Ben Folds Five - Fleming & John

Park West - Chicago

May 3, 1999

First Appeared in The Music Box, June 1999, Volume 6, #6

Written by John Metzger


Ben Folds Five is a more mature group than most folks give it credit for being. Each of its three albums has shown signs of growth, though the group has had a tendency to mask its true self behind humorous stage antics, sarcastic lyrics, and uncooperative interviews. At times, the ensemble just doesn't seem to take itself all that seriously, often preferring the role of the class clown but nothing could be further from the truth.

Ben Folds Five knows that it can't rely on a teenage audience forever, and on its latest release The Unauthorized Biography of Reinhold Messner, the band moves beyond the blame-game of angry young men and into more introspective territory. It's not that the group hasn't been there before. However on this outing, there's no silliness between the song tracks, and the band tackles topics ranging from death to more mature examinations of relationships.

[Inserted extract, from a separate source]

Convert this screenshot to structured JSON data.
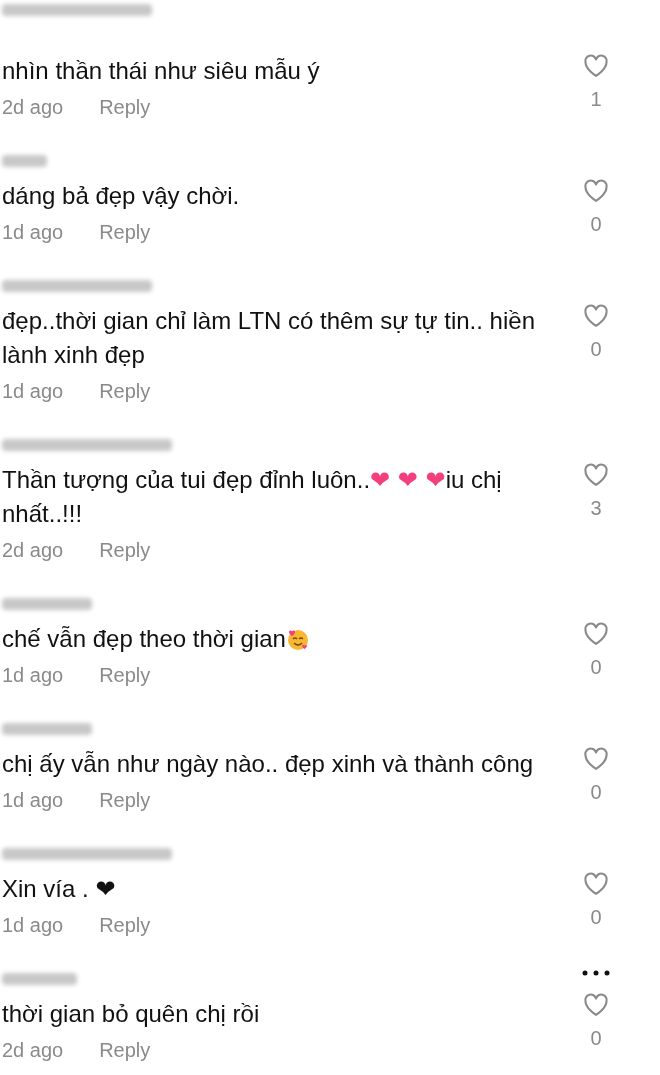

There's no doubt Ben Folds Five is experiencing some growing pains as witnessed at its performance at Chicago's Park West on May 3. Give the group credit for trying to guide its youthful audience into its new world. It persevered in delivering ten of the eleven tracks from its latest album, despite losing some of its fans in the process. Still, there was a core group that hung on every note the band played, and these folks sang along to every word.

Throughout the evening, Ben Folds Five utilized a gong, a timpani, a synthesizer, and a theremin to embellish its sound. its music has always been a hodge-podge of classical, jazz, lounge, pop, and progressive rock, but with the heavy reliance of songs from its latest effort, this particular concert captured the spirit of a Pete Townshend-style rock opera.

On Don't Change Your Plans, Ben Folds Five explored Burt Bacharach-infused pop, Your Redneck Past at times sounded like early XTC, and Lullabye could have come straight from Elton John's vast catalog of material. All of the arrangements were focused around the intricate piano musings of Folds, while drummer Darren Jessee and bassist Robert Sledge played with a more traditional style than on past tours. In particular, Sledge strayed away from his usual fuzzed-out bass sound to provide a more solid foundation rather than a screeching lead. Even earlier songs like Fair were somewhat revamped to include a more jazz-oriented motif.

As Ben Folds Five dug deeper into some of the most interesting and experimental of the songs from The Unauthorized Biography of Reinhold Messner, portions of the audience turned away from the band and began to socialize. Narcolepsy blended the raging bombast of the North Carolina trio's past with beautiful piano overtures. Regrets, performed this evening for the first time, was a little rough around the edges. Nevertheless, the band lost little from the heavily orchestrated version on the album. In fact, it fully explored the song's blend of jazz and '60s pop and masterfully recreated the recorded version's orchestral surges.

Not that Ben Folds Five fully abandoned their past. Instead, it just contained it to a few selections scattered over the course of the concert. Most notable was the raging Song for the Dumped, which concluded the show. Folds totally let loose as he shrieked in a faux-metal singing-style and ranted with sarcastic humor on the woes rock stars face on the road. In addition, the familiar stage antics returned as Folds dove over his piano, sending roadies scattering to protect the equipment. It was enough to please the audience, and Folds was happy to oblige even as he looked forward and tried to lead his fans to group's new-found horizons.

Fleming & John opened the show with one of the most excruciating sets in recent memory. Lead singer Fleming McWilliams' ear-splitting shrieks were only made worse by the group's '70s stage antics. Occasionally, the band showed some talent when they moved into jazzy horn arrangements, courtesy of John Mark Painter, but these were far too few and brief. The band's set can only be described as retro in a very bad way.